The paper tackles regret minimization in adversarial Contextual MDPs by proposing the OMG-CMDP! algorithm, which achieves an efficient and rate-optimal regret bound of $\widetilde{O}(H^{2.5} \sqrt{ T|S||A| ( \mathcal{R}(\mathcal{O}) + H \log(δ^{-1}) )})$ under minimal assumptions of realizable function classes and online regression oracles.

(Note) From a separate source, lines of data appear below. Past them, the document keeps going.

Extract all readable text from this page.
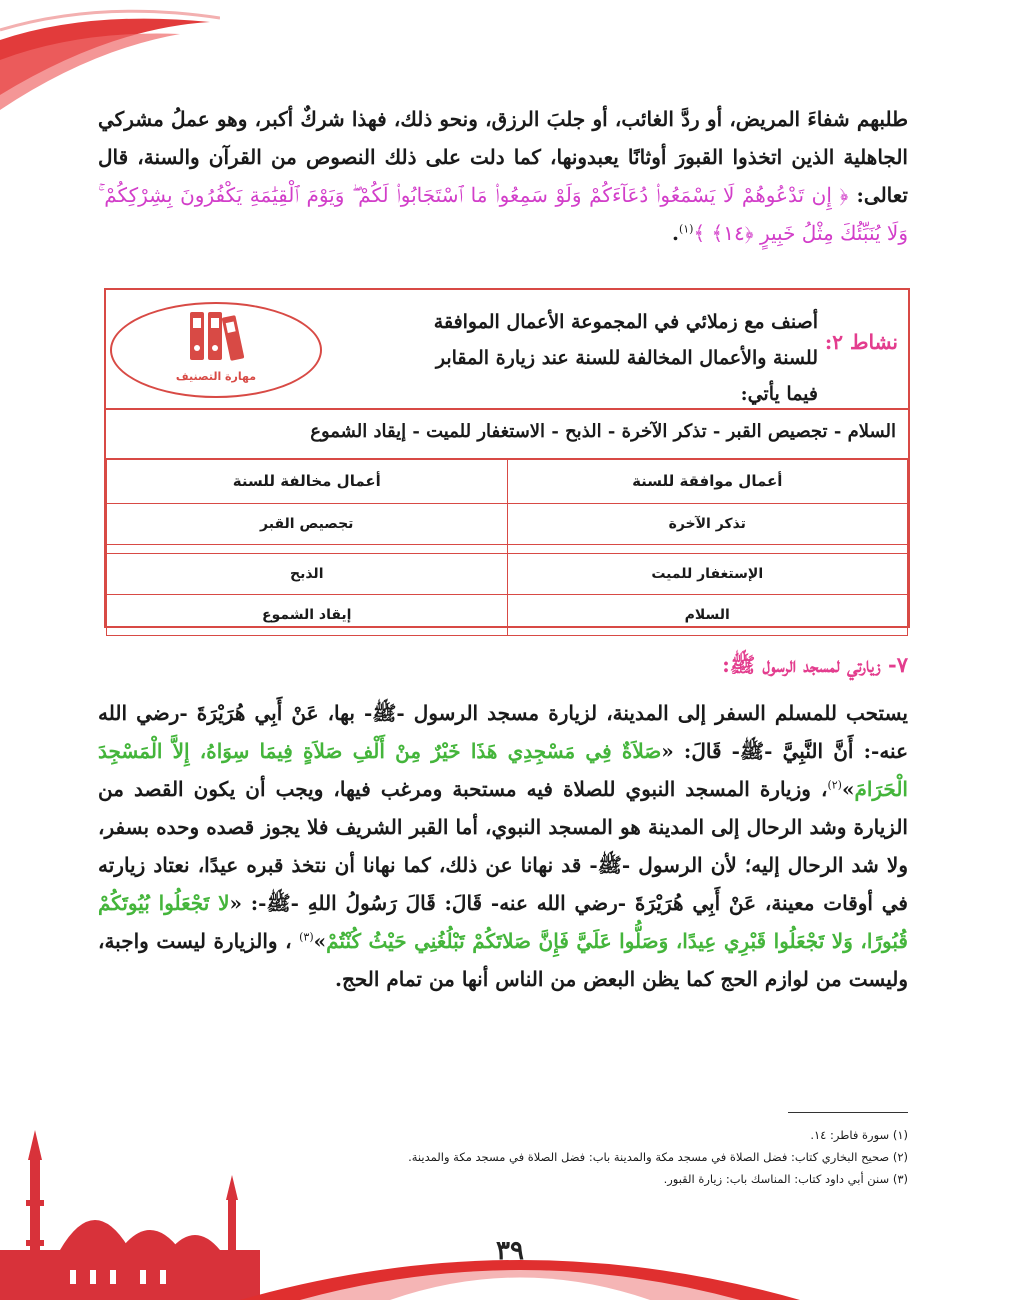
طلبهم شفاءَ المريض، أو ردَّ الغائب، أو جلبَ الرزق، ونحو ذلك، فهذا شركٌ أكبر، وهو عملُ مشركي الجاهلية الذين اتخذوا القبورَ أوثانًا يعبدونها، كما دلت على ذلك النصوص من القرآن والسنة، قال تعالى: ﴿ إِن تَدْعُوهُمْ لَا يَسْمَعُوا۟ دُعَآءَكُمْ وَلَوْ سَمِعُوا۟ مَا ٱسْتَجَابُوا۟ لَكُمْ ۖ وَيَوْمَ ٱلْقِيَٰمَةِ يَكْفُرُونَ بِشِرْكِكُمْ ۚ وَلَا يُنَبِّئُكَ مِثْلُ خَبِيرٍ ﴿١٤﴾ ﴾$^{(١)}$.

نشاط ٢:
أصنف مع زملائي في المجموعة الأعمال الموافقة للسنة والأعمال المخالفة للسنة عند زيارة المقابر فيما يأتي:
مهارة التصنيف
السلام - تجصيص القبر - تذكر الآخرة - الذبح - الاستغفار للميت - إيقاد الشموع
أعمال موافقة للسنة	أعمال مخالفة للسنة
تذكر الآخرة	تجصيص القبر

الإستغفار للميت	الذبح
السلام	إيقاد الشموع
٧- زيارتي لمسجد الرسول ﷺ:

يستحب للمسلم السفر إلى المدينة، لزيارة مسجد الرسول -ﷺ- بها، عَنْ أَبِي هُرَيْرَةَ -رضي الله عنه-: أَنَّ النَّبِيَّ -ﷺ- قَالَ: «صَلاَةٌ فِي مَسْجِدِي هَذَا خَيْرٌ مِنْ أَلْفِ صَلاَةٍ فِيمَا سِوَاهُ، إِلاَّ الْمَسْجِدَ الْحَرَامَ»$^{(٢)}$، وزيارة المسجد النبوي للصلاة فيه مستحبة ومرغب فيها، ويجب أن يكون القصد من الزيارة وشد الرحال إلى المدينة هو المسجد النبوي، أما القبر الشريف فلا يجوز قصده وحده بسفر، ولا شد الرحال إليه؛ لأن الرسول -ﷺ- قد نهانا عن ذلك، كما نهانا أن نتخذ قبره عيدًا، نعتاد زيارته في أوقات معينة، عَنْ أَبِي هُرَيْرَةَ -رضي الله عنه- قَالَ: قَالَ رَسُولُ اللهِ -ﷺ-: «لا تَجْعَلُوا بُيُوتَكُمْ قُبُورًا، وَلا تَجْعَلُوا قَبْرِي عِيدًا، وَصَلُّوا عَلَيَّ فَإِنَّ صَلاتَكُمْ تَبْلُغُنِي حَيْثُ كُنْتُمْ»$^{(٣)}$ ، والزيارة ليست واجبة، وليست من لوازم الحج كما يظن البعض من الناس أنها من تمام الحج.

(١) سورة فاطر: ١٤.
(٢) صحيح البخاري كتاب: فضل الصلاة في مسجد مكة والمدينة باب: فضل الصلاة في مسجد مكة والمدينة.
(٣) سنن أبي داود كتاب: المناسك باب: زيارة القبور.
٣٩
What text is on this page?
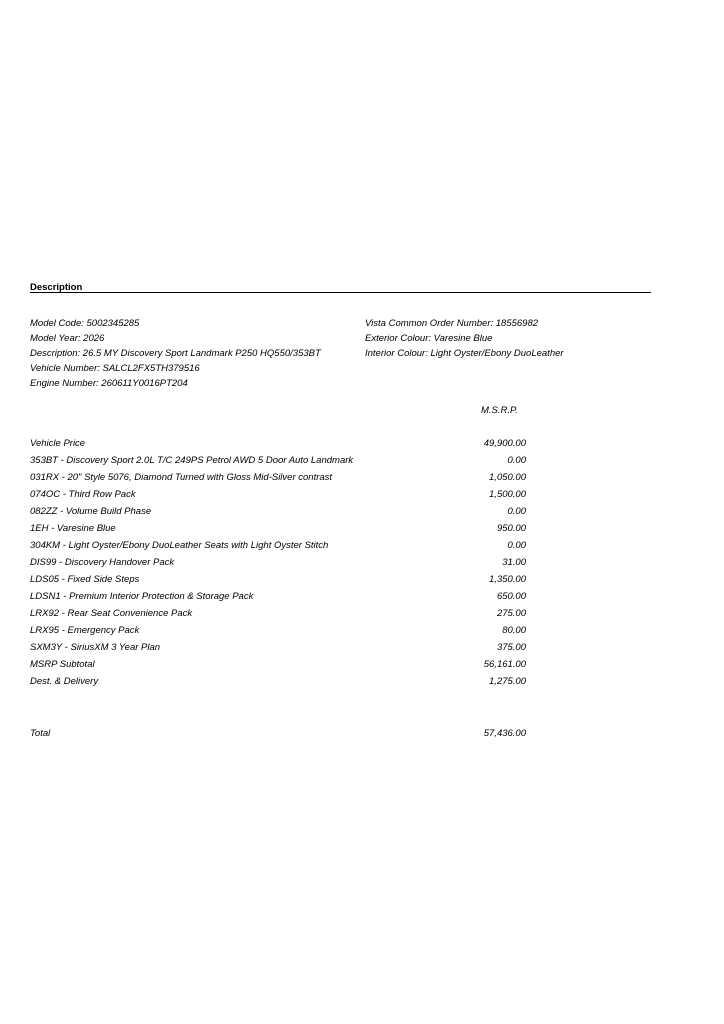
Description
Model Code: 5002345285
Model Year: 2026
Description: 26.5 MY Discovery Sport Landmark P250 HQ550/353BT
Vehicle Number: SALCL2FX5TH379516
Engine Number: 260611Y0016PT204
Vista Common Order Number: 18556982
Exterior Colour: Varesine Blue
Interior Colour: Light Oyster/Ebony DuoLeather
M.S.R.P.
Vehicle Price	49,900.00
353BT - Discovery Sport 2.0L T/C 249PS Petrol AWD 5 Door Auto Landmark	0.00
031RX - 20" Style 5076, Diamond Turned with Gloss Mid-Silver contrast	1,050.00
074OC - Third Row Pack	1,500.00
082ZZ - Volume Build Phase	0.00
1EH - Varesine Blue	950.00
304KM - Light Oyster/Ebony DuoLeather Seats with Light Oyster Stitch	0.00
DIS99 - Discovery Handover Pack	31.00
LDS05 - Fixed Side Steps	1,350.00
LDSN1 - Premium Interior Protection & Storage Pack	650.00
LRX92 - Rear Seat Convenience Pack	275.00
LRX95 - Emergency Pack	80.00
SXM3Y - SiriusXM 3 Year Plan	375.00
MSRP Subtotal	56,161.00
Dest. & Delivery	1,275.00
Total	57,436.00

We present the OMG-CMDP! algorithm for regret minimization in adversarial Contextual MDPs. The algorithm operates under the minimal assumptions of realizable function class and access to online least squares and log loss regression oracles. Our algorithm is efficient (assuming efficient online regression oracles), simple and robust to approximation errors. It enjoys an $\widetilde{O}(H^{2.5} \sqrt{ T|S||A| ( \mathcal{R}(\mathcal{O}) + H \log(δ^{-1}) )})$ regret guarantee, with $T$ being the number of episodes, $S$ the state space, $A$ the action space, $H$ the horizon and $\mathcal{R}(\mathcal{O}) = \mathcal{R}(\mathcal{O}_{\mathrm{sq}}^\mathcal{F}) + \mathcal{R}(\mathcal{O}_{\mathrm{log}}^\mathcal{P})$ is the sum of the regression oracles' regret, used to approximate the context-dependent rewards and dynamics, respectively. To the best of our knowledge, our algorithm is the first efficient rate optimal regret minimization algorithm for adversarial CMDPs that operates under the minimal standard assumption of online function approximation.